South Dakota inmate cracks traffic joke before execution

A South Dakota inmate, who was executed Monday evening for beating a guard to death during a failed prison escape, used his final moments to crack a joke.

“Sorry for the delay, I got caught in traffic,” Rodney Berget, 56, said as he received a lethal injection of an undisclosed drug after the procedure was delayed hours while the U.S. Supreme Court weighed a last-minute legal bid to block it.

Berget, who killed Ronald “R.J.” Johnson in 2011 with a pipe at the South Dakota State Penitentiary in Sioux Falls. He was the state’s fourth execution since it reinstituted the death penalty in 1979.

Johnson was killed on his 63rd birthday and was nearing the end of a nearly 24-year career as a guard.

During the execution, Berget thanked people for their support and mentioned two by name.

“I love you, and I’ll meet you out there,” he said while appearing to give a peace sign with his left hand.

Johnson’s widow, Lynette Johnson, who witnessed the execution, said her husband experienced “cruel and unusual punishment” but Berget’s lethal injection was “peaceful” and “sterile.”

Berget was pronounced dead at 7:37 p.m. CDT, 12 minutes after the administering of the drug began.
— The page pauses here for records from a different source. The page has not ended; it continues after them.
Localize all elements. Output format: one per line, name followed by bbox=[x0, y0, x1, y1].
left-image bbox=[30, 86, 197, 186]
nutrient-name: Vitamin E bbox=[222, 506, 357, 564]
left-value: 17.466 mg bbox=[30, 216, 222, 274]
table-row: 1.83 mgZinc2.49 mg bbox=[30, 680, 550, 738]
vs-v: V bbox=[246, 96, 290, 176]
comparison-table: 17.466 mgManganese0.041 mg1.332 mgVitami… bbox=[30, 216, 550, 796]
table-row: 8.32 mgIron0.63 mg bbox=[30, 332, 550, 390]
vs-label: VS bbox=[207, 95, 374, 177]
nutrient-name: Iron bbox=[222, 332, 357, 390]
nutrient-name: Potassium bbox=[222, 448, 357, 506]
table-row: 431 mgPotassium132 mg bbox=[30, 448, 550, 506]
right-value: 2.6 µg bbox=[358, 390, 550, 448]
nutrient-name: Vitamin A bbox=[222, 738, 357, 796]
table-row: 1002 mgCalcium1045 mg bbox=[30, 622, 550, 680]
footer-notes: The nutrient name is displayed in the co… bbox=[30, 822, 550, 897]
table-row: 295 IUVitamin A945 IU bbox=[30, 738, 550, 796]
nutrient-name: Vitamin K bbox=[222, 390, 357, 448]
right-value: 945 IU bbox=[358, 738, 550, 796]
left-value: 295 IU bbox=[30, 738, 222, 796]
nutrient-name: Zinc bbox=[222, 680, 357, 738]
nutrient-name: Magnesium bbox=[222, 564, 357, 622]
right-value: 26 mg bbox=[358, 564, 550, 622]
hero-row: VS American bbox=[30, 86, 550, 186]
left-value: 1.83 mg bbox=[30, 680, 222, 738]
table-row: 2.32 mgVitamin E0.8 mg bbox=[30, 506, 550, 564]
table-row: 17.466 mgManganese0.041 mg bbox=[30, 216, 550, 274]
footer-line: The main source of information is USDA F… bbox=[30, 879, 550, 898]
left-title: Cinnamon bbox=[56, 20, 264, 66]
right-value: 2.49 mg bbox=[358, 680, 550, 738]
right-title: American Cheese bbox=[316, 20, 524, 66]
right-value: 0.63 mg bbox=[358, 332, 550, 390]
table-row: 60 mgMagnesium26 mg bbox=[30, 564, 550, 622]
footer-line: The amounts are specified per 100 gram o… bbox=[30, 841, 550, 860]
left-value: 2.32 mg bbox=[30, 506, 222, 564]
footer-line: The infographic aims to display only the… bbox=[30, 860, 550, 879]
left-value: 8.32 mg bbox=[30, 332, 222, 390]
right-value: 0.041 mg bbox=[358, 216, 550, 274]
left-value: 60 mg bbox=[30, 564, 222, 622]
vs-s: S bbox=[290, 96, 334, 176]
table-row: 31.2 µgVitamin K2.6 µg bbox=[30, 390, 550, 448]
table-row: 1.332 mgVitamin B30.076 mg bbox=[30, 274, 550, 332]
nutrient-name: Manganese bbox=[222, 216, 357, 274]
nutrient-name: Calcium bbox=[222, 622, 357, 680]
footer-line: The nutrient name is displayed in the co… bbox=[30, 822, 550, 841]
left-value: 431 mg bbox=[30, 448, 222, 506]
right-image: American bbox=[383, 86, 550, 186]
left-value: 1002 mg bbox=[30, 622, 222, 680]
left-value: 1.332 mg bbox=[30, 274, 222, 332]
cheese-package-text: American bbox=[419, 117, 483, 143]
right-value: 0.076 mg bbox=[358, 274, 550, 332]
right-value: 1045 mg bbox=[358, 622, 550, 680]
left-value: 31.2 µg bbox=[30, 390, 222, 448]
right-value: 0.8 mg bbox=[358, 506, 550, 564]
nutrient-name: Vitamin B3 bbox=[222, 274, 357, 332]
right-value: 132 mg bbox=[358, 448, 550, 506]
Berget was serving a life sentence for attempted murder and kidnapping when he and another inmate, Eric Robert, attacked Johnson on April 12, 2011, in a part of the penitentiary known as Pheasantland Industries, where inmates work on upholstery, signs, furniture and other projects.

After Johnson was beaten, Robert put on his pants, hat and jacket and pushed a cart loaded with two boxes -- one containing Berget -- toward the exits. They made it outside one gate but were stopped by another guard before they could complete their escape through a second gate. Berget admitted to his role in the slaying.

Robert was executed on Oct. 15, 2012.

Berget was the second member of his family to be executed. His older brother, Roger, was executed in Oklahoma in 2000 for killing a man to steal his car.

Berget’s mental status and death penalty eligibility played a role in court delays. Berget in 2016 appealed his death sentence but later asked to withdraw the appeal against his lawyers’ advice. Berget wrote to a judge saying he thought the death penalty would be overturned and that he couldn’t imagine spending “another 30 years in a cage doing a life sentence.”

The Associated Press contributed to this report.